Uno tras otro, los movimientos han sido destruidos. ¿Y entonces? Entonces pasamos a la otra parte del adagio de Lenin (señalo, por si a alguien le queda alguna duda, que nunca he sido leninista y no pretendo ahora convertirme en uno).

La guerra imperialista se transforma en guerra civil revolucionaria. ¿Qué quiere decir esto? No lo sé y nadie puede saberlo hoy. Pero en los próximos años creo que vamos a tener que pensar únicamente en eso. No en cómo salvar la Unión Europea; que el diablo se la lleve. No en cómo salvar la democracia, que jamás ha existido. Sino en cómo transformar la guerra imperialista en guerra civil revolucionaria. Pacífica y sin armas, si es posible. Guerra de los saberes autónomos contra el control y la privatización.

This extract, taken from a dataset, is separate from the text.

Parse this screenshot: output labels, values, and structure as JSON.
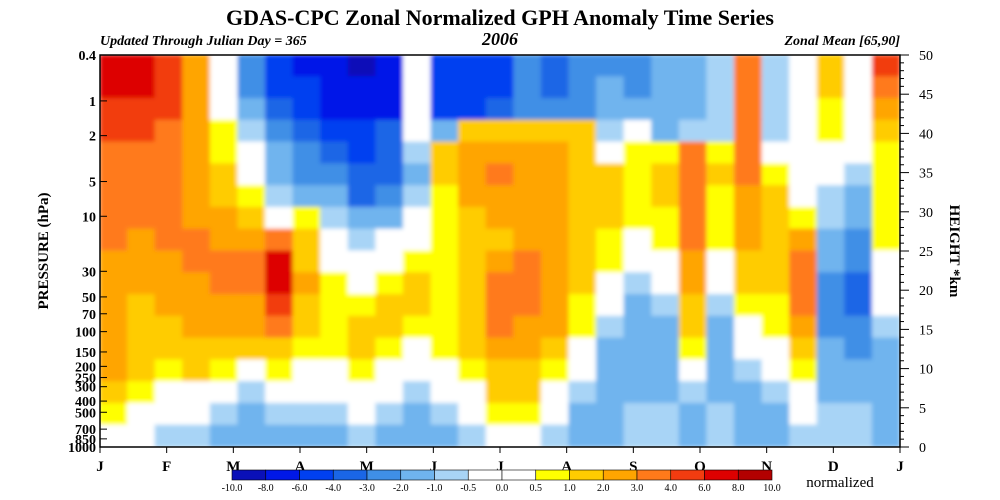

En conclusión, no llevo luto porque los ingleses se van. Llevé luto cuando los griegos fueron obligados a permanecer en las condiciones en que lo hicieron (y ahora ¿qué será de ellos?). Cien años después de Octubre, creo que nuestra tarea es preguntarnos: ¿qué significa Octubre en la era de Internet, del trabajo cognitivo y precario? El abismo que nos espera es el lugar donde tenemos que pensar en esto.

 

 

Traducción: Ezequiel Gatto y Emilio Sadier

Fuente: «L’inglese se n’è gghiuto e soli n’ha lasciati», Comune, 24/6/2016.